How to Remove Creeping Bellflower
Be prepared for a long haul when attempting to eradicate tenacious creeping bellflower. It can take several years of hard effort to eliminate this species, and some horticulturists choose to focus on managing it instead.
Removing The Roots
It's white, fleshy, insidious underground rhizomes and deep taproots can't simply be pulled out. This will inevitably leave pieces still in the soil, and even the smallest rhizomatous section can result in regrowth.
For the best success, digging out the roots is required. You'll need to dig at least six to nine inches into the soil.
You should slowly, gently and methodically sift out any root sections, and all parts of the plant should be put into sealed general waste. If it's added to compost heaps or bins, it could grow back once the compost is applied.
Creeping bellflower roots can also become entangled with the roots of other nearby plants. You may have to sacrifice other species while you're working to rid your garden of this weed.
If you have a prized plant you want to try saving, it would be best to remove it and carefully try to separate it from the roots of the bellflower. The roots should then be washed off, and the plant should be kept in a pot to make sure that no creeping bellflower growth reappears.
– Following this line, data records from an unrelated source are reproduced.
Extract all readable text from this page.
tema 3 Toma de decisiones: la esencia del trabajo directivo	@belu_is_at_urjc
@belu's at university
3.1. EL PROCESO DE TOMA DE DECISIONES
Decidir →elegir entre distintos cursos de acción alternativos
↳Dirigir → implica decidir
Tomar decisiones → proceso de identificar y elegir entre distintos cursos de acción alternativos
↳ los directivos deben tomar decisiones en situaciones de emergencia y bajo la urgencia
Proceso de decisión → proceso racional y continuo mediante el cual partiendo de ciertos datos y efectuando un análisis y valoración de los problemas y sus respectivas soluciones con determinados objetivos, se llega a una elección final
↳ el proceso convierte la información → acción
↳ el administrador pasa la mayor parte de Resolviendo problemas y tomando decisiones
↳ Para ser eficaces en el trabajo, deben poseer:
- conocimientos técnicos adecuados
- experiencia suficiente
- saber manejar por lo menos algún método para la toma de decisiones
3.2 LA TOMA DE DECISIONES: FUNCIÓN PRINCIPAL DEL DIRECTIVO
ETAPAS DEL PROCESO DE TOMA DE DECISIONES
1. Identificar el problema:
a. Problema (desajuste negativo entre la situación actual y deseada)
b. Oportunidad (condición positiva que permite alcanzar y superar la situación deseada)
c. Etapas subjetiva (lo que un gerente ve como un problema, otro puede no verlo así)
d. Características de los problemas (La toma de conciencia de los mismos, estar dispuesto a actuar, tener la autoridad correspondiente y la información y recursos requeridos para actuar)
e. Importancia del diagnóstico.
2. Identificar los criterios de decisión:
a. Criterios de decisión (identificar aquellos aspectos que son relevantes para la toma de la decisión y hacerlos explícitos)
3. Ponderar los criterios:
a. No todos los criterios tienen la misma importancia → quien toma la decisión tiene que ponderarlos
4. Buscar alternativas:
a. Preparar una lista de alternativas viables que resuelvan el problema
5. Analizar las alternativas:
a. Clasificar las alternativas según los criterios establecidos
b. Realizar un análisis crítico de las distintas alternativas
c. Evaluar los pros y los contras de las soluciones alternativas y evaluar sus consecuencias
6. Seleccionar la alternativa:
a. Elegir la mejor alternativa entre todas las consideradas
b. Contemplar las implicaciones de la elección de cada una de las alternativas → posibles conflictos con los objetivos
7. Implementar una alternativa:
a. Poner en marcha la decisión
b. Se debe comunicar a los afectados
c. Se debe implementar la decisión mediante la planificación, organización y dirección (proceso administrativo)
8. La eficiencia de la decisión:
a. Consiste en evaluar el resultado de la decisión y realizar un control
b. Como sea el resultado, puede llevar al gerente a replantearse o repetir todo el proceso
Another organic method for removal of creeping bellflower is to cover the plants to deprive them of light. This is only practical if the flowers are growing in small patches.
You can use newspapers, cardboard or black plastic which is then covered over with soil or heavy mulch.
This method isn't foolproof as sometimes the roots will lie in a dormant state and new growth could appear the following season.
Chemical removal is best kept as a last resort. Not only are herbicides less environmentally friendly and risky for use around children and pets, but they don't always have the best success rate.
If the plant has invaded your patio or paved areas in your garden, it could be worth adopting this method as it won't be possible to dig up the roots.
Widely available broadleaf herbicides and defoliants such as 2,4-D have been proven ineffective at dealing with creeping bellflower. Limited success has been shown, however, with those that contain the active ingredient glyphosate, like Roundup®.
Applying the treatment directly with a sponge directly can prevent it from coming into contact with other nearby broadleaf species. Best success, however, will occur if it's sprayed generously on the plant.
Treatments should be applied in late spring or early fall and, ideally, temperatures should be 60 and 85 degrees Fahrenheit. You want to ensure there isn't any rain forecast for at least a couple of days after the treatment, too.
If the plants have spread to your lawn, you could apply a herbicide containing the active ingredient triclopyr as this won't damage the grass
Weekly reapplications for several weeks are often recommended.
Mowing and Deadheading
Rigorous hand pulling, mowing, and deadheading won't eradicate the species, but it'll prevent reseeding and can help control spread somewhat.